High school classes cancelledThe Secondary Schools Teachers' Association struck all schools in the Jerusalem region Tuesday, cancelling classed for grades 7-12. On Monday, all high schools in the greater Tel Aviv area went on strike. In response, the Finance Ministry announced it was in the final stages of preparing a petition for an injunction for the National Labor Court to stop the strike from continuing.

The director general of the Education Ministry, Shmuel Abuav, noted that the ministry had managed to reach an agreement with the National Teachers Union for the early retirement of 2,600 teachers, and called on the association to follow that example.

"I hope no injunction will be necessary, and that the association teachers will come to their wits," Abuav said. Ran Erez, association chairman, said the injunction would be "futile."

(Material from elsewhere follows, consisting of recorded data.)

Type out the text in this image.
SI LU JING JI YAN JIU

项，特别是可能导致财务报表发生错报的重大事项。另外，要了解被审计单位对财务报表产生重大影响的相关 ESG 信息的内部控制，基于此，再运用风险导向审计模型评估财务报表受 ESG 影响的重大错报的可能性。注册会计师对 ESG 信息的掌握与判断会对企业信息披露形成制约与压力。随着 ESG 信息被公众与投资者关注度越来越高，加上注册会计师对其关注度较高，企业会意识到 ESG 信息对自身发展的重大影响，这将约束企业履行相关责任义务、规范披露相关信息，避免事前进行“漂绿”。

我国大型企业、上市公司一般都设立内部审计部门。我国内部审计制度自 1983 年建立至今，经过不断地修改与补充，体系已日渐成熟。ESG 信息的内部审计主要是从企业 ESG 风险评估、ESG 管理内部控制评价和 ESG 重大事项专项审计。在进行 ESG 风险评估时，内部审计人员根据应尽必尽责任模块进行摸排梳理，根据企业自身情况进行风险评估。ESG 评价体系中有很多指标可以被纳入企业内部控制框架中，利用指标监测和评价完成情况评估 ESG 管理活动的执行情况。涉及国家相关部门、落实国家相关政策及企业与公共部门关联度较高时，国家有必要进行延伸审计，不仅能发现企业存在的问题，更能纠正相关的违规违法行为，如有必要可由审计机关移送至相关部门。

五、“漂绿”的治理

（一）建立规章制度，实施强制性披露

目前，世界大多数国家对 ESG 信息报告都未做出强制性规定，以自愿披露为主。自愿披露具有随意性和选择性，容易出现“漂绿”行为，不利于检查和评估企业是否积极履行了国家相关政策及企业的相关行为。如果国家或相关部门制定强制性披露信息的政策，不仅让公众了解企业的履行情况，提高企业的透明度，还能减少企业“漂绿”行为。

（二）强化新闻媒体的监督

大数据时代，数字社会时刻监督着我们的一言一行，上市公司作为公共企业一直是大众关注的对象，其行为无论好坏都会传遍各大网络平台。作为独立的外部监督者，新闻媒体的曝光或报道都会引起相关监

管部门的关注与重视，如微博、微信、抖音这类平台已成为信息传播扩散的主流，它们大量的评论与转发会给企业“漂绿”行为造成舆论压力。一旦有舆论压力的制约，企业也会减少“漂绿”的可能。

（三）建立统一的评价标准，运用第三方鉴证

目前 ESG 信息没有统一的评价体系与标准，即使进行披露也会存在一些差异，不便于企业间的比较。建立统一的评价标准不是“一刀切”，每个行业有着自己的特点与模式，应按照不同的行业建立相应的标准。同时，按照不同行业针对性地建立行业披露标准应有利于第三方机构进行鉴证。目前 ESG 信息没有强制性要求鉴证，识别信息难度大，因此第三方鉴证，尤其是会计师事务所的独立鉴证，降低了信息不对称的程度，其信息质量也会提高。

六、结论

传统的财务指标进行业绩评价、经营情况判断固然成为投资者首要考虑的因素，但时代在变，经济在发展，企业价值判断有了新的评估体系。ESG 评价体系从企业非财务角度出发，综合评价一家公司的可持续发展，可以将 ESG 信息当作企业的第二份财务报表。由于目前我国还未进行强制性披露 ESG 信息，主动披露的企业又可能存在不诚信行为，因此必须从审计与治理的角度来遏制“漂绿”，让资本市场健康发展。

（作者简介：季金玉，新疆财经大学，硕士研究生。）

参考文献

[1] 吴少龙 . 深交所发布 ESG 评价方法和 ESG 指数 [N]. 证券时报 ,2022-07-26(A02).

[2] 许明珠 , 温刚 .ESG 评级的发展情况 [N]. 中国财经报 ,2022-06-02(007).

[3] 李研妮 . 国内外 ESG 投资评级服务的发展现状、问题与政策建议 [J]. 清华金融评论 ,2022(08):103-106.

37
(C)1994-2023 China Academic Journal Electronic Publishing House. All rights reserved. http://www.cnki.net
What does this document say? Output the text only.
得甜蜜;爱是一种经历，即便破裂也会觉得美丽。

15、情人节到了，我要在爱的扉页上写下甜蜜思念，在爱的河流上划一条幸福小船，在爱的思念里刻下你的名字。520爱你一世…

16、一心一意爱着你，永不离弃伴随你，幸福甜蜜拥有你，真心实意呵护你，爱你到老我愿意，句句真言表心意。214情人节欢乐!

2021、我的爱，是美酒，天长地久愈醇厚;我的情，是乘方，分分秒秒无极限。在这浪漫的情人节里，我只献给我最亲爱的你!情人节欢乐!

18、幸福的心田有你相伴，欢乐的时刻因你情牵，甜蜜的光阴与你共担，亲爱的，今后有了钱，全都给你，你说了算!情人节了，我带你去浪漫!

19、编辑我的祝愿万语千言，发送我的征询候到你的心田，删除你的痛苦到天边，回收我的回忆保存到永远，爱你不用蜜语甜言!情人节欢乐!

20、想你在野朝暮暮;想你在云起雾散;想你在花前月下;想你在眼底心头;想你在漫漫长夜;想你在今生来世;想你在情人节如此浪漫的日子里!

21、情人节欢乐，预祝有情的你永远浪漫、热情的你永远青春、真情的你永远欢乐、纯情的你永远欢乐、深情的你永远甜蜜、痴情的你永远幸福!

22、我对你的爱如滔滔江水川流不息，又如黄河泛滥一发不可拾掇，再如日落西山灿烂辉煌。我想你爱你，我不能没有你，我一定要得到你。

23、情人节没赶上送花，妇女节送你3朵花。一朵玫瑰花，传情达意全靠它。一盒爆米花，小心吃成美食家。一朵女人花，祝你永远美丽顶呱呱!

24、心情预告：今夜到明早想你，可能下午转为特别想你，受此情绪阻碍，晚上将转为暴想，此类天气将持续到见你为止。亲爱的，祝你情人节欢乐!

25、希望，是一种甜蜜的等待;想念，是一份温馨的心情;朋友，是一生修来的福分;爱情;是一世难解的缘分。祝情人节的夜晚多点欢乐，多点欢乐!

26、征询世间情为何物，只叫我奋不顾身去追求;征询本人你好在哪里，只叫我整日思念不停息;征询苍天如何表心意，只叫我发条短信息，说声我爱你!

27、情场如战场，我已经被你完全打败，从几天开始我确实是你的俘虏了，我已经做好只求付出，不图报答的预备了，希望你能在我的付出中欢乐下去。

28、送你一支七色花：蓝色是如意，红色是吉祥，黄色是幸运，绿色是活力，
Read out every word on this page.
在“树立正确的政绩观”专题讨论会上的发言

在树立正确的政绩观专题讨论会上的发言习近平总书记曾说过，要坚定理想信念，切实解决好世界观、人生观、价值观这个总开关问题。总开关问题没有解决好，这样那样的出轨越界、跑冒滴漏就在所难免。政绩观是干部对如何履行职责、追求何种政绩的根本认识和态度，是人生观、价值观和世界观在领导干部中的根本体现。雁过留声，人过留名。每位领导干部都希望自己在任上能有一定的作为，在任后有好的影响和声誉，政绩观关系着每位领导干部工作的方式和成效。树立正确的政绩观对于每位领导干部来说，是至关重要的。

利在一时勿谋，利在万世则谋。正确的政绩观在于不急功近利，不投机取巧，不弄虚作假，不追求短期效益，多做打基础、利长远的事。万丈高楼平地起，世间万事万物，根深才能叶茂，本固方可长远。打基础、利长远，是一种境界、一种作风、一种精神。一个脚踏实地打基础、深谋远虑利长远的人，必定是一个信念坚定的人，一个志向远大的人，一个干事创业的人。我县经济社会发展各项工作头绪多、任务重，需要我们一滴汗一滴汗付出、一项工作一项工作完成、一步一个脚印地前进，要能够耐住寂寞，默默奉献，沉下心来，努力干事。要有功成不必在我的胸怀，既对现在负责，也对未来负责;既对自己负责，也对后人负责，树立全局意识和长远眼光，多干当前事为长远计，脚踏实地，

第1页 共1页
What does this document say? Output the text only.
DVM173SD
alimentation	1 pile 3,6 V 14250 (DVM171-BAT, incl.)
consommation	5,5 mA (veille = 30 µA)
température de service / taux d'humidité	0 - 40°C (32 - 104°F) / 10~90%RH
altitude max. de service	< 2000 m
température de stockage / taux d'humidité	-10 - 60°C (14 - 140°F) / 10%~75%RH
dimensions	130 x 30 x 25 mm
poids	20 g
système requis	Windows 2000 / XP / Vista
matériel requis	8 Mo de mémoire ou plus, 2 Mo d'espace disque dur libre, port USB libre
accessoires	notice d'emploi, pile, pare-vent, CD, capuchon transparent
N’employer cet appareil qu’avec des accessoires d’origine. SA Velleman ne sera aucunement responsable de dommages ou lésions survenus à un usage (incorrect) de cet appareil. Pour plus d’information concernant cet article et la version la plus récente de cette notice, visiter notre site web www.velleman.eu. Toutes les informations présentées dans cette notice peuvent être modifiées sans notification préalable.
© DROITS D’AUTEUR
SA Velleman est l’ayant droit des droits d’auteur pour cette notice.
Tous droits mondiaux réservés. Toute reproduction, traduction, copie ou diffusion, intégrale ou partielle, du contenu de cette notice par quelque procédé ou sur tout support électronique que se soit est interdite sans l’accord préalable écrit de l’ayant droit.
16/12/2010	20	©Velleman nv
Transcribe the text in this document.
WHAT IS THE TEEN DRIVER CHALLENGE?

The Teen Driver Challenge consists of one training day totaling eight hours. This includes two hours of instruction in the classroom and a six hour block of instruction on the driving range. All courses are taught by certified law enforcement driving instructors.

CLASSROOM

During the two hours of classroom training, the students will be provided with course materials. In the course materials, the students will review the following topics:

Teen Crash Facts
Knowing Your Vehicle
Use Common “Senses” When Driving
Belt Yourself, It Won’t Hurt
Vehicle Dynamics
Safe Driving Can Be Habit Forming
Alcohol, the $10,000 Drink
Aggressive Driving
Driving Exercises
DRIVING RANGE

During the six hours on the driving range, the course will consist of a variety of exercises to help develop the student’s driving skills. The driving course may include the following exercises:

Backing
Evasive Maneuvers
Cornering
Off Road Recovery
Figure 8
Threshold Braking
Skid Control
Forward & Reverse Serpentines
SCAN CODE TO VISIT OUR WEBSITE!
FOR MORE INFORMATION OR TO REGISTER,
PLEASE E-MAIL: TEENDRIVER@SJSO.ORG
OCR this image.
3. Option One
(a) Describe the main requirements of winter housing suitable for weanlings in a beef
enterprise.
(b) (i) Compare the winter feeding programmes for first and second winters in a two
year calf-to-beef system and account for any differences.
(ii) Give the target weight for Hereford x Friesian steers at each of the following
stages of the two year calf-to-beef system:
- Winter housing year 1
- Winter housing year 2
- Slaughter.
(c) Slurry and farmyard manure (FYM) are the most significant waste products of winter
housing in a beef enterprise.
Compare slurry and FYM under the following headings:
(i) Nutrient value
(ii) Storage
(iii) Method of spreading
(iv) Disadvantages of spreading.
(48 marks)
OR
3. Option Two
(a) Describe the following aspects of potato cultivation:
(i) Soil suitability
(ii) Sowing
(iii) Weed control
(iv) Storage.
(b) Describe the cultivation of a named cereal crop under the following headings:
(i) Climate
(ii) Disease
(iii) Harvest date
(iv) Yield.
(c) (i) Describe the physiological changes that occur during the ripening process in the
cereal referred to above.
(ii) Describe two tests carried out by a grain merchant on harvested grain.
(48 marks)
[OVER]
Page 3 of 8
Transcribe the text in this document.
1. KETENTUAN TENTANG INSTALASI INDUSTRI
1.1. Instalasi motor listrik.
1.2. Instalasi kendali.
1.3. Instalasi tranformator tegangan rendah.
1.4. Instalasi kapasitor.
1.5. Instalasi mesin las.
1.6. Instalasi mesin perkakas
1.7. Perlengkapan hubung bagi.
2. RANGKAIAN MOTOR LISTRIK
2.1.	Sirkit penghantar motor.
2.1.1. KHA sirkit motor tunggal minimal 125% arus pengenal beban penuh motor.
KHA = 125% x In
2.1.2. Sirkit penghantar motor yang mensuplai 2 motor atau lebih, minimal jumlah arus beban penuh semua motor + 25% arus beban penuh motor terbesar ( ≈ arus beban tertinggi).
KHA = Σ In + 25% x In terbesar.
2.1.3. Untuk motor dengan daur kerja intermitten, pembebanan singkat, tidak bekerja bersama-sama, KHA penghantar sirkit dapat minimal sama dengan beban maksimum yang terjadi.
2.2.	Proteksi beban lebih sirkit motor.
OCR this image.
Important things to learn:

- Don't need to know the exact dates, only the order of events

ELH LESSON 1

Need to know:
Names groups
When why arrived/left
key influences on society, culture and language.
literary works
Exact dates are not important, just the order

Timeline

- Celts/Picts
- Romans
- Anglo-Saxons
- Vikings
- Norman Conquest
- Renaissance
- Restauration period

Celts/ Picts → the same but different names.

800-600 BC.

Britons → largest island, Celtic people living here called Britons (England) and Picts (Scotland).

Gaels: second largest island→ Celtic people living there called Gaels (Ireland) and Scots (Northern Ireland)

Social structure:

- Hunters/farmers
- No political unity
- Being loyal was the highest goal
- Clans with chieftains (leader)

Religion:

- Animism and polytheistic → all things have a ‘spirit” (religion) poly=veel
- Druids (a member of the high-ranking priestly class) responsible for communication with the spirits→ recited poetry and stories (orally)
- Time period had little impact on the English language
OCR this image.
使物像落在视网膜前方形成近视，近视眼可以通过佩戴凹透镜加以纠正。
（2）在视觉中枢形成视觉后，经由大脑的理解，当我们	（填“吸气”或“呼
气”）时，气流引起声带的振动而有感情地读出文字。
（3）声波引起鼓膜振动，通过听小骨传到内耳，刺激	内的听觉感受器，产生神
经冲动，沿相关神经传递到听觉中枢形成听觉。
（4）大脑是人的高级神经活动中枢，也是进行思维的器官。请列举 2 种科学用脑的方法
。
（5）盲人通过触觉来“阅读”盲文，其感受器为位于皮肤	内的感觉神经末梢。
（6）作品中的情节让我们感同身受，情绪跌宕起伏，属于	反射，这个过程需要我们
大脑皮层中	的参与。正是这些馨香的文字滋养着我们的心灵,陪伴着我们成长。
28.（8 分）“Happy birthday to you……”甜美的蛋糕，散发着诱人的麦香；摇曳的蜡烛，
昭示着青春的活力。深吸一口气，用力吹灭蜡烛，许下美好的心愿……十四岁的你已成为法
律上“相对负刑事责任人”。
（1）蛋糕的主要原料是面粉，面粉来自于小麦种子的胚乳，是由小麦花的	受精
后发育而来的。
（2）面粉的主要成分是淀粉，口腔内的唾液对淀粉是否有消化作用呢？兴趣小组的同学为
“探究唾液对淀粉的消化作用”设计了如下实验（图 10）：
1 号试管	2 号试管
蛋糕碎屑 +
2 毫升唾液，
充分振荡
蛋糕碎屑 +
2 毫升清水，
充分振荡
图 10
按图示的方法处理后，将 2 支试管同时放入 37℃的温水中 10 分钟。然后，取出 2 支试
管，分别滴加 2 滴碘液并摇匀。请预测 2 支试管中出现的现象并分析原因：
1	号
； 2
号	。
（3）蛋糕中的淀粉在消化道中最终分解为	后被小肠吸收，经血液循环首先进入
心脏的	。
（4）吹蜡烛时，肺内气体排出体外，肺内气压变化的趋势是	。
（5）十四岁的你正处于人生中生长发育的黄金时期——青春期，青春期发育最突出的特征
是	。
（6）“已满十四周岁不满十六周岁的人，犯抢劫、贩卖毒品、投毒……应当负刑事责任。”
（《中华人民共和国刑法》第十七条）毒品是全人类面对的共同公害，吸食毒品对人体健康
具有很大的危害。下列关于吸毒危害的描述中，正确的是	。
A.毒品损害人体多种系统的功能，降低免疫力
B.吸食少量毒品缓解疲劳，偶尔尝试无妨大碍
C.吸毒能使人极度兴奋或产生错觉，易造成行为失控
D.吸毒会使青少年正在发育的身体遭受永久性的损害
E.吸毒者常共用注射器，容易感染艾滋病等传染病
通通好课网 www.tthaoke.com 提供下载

Bank of Israel employees strikeThe financial system was hit by a separate work action Monday and Tuesday, with Bank of Israel employees striking in response to a deadlock in negotiations with state authorities over their general salary agreement.

The workers ceased to stock ATM machines with cash, withheld surpluses from the stock exchange and refrained from investing foreign currency. Despite these multiple instances, data submitted to the Ministry of Industry, Trade and Labor reveals that during 2006, there was a 40 percent decrease in the number of strikes, and a 45 percent drop in the number of work days lost through strikes and workers' sanctions.